The key problem with this argument is that in order to acquire natural immunity, you need to contract the virus with all of the associated risks.
Vaccines allow you to acquire a level of immunity without the risk associated with infection. If you later become infected and recover, you will likely benefit from hybrid immunity for future exposures, but it would be illogical to willingly get infected just so that you could acquire additional immunity against that which you just willingly infected yourself with!
Studies generally show that naturally acquired and vaccine induced immunity are comparable, or that naturally acquired immunity is slightly superior to, or longer lasting than vaccine induced immunity.
Studies consistently show that having both (hybrid immunity) is superior. Note: "hybrid immunity" can also refer to the mixing of different vaccines, which has also been shown to be beneficial.
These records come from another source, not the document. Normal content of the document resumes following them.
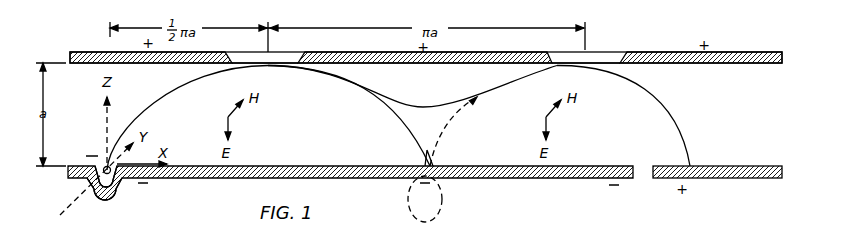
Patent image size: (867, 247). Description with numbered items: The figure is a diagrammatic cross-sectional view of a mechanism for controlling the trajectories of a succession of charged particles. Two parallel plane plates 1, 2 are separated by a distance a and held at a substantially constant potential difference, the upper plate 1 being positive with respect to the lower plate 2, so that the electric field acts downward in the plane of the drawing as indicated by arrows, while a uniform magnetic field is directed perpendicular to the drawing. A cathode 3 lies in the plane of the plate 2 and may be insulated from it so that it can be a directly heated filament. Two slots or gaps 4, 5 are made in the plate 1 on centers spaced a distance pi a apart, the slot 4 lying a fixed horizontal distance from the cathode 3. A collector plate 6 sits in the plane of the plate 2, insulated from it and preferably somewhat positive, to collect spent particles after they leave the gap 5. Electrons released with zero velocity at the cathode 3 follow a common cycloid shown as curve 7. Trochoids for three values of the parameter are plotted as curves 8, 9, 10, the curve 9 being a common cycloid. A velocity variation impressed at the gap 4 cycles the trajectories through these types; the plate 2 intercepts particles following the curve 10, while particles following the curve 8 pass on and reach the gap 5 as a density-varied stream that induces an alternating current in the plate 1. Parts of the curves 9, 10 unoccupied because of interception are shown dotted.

The plate 1 is at (757, 52).
The plate 2 is at (217, 178).
The cathode 3 is at (110, 191).
The slot 4 is at (301, 52).
The slot 5 is at (603, 52).
The collector plate 6 is at (752, 178).
The curve 7 is at (148, 104).
The curve 8 is at (412, 106).
The curve 9 is at (428, 153).
The curve 10 is at (441, 207).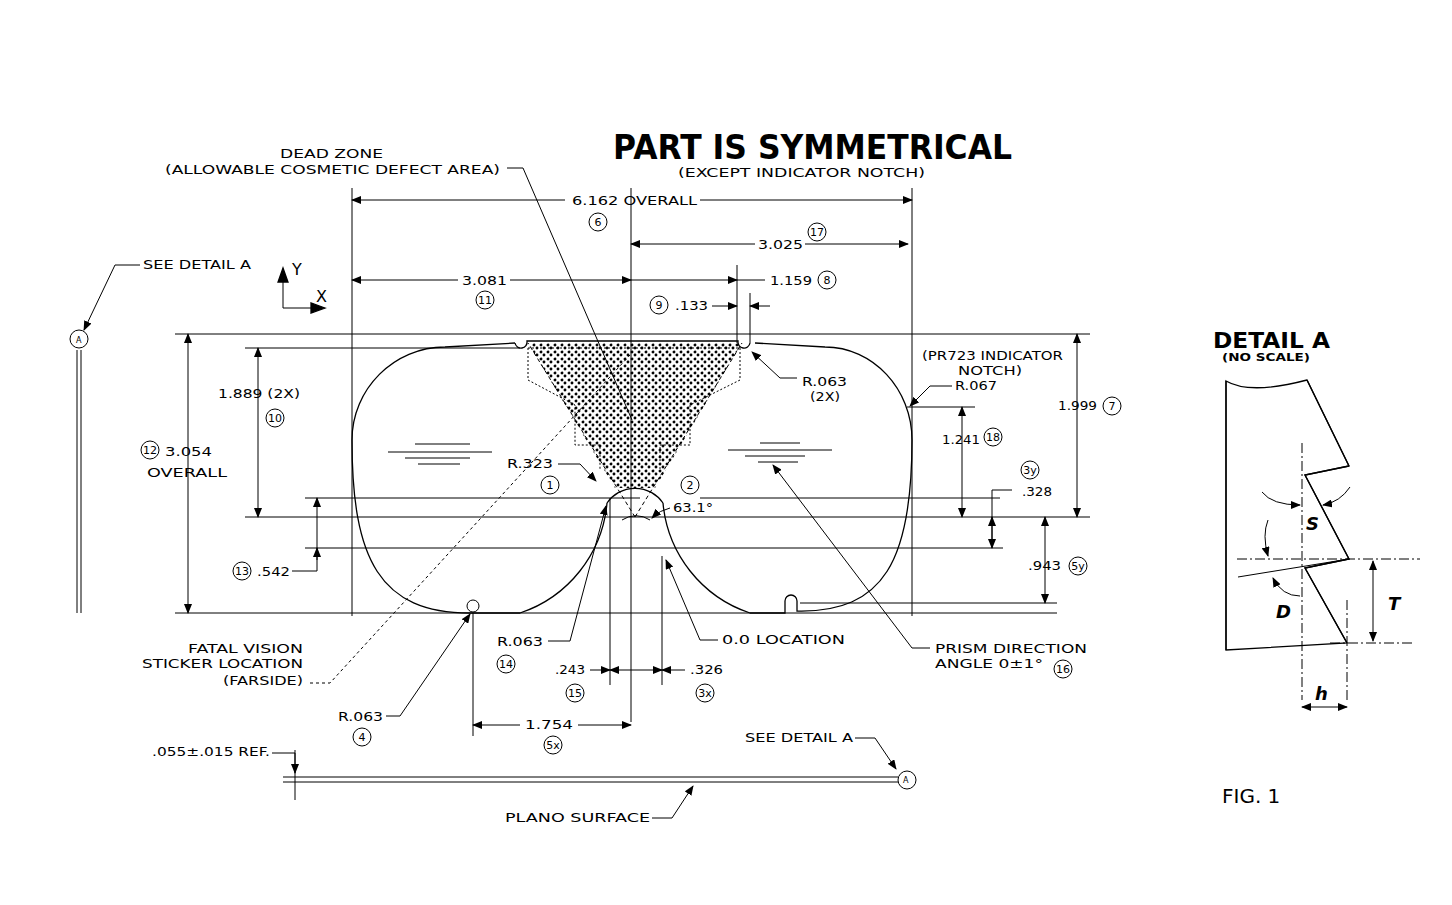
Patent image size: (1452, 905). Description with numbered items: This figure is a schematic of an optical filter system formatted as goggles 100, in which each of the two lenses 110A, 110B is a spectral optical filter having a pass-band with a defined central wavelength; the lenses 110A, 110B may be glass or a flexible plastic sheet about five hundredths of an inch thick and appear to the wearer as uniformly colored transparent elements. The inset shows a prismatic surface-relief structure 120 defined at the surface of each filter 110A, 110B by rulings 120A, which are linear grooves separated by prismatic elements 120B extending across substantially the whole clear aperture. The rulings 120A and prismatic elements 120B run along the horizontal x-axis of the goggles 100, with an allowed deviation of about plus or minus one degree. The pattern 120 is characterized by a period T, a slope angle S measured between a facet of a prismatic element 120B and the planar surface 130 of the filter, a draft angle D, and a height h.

The implementation of the optical filter system 100 is at (1042, 212).
The lens 110A is at (493, 477).
The lens 110B is at (773, 477).
The prismatic surface-relief structure 120 is at (442, 444).
The rulings 120A is at (1382, 512).
The prismatic elements 120B is at (1330, 458).
The planar surface 130 is at (1225, 608).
"The significantly lower rates of all-cause ED visits, hospitalizations, and mortality in the vaccinated highlight the real-world benefits of vaccination. The data raise questions about the wisdom of reliance on natural immunity when safe and effective vaccines are available."
This is a large population study (535,694 individuals) in Indiana.
"A statistically significant decreased risk (hazard ratio, 0.18 [95% CI, 0.15 to 0.20]) for reinfection was found among persons who were previously infected and then vaccinated versus those who were previously infected but remained unvaccinated."
"Among patients who had recovered from Covid-19, the receipt of at least one dose of the BNT162b2 vaccine was associated with a significantly lower risk of recurrent infection."
"Infection-acquired immunity waned after 1 year in unvaccinated participants but remained consistently higher than 90% in those who were subsequently vaccinated, even in persons infected more than 18 months previously."
"Individuals who were both previously infected with SARS-CoV-2 and given a single dose of the vaccine gained additional protection against the Delta variant."
"This study found that among Kentucky residents who were previously infected with SARS-CoV-2 in 2020, those who were unvaccinated against COVID-19 had significantly higher likelihood of reinfection during May and June 2021. This finding supports the CDC recommendation that all eligible persons be offered COVID-19 vaccination, regardless of previous SARS-CoV-2 infection status."
"Persons previously infected with SARS-CoV-2 gained additional protection against reinfection and COVID-19 from a subsequent single dose of the BNT162b2 vaccine."
"Our results demonstrate that Omicron infection enhances preexisting immunity elicited by vaccines but, on its own, may not confer broad protection against non-Omicron variants in unvaccinated individuals."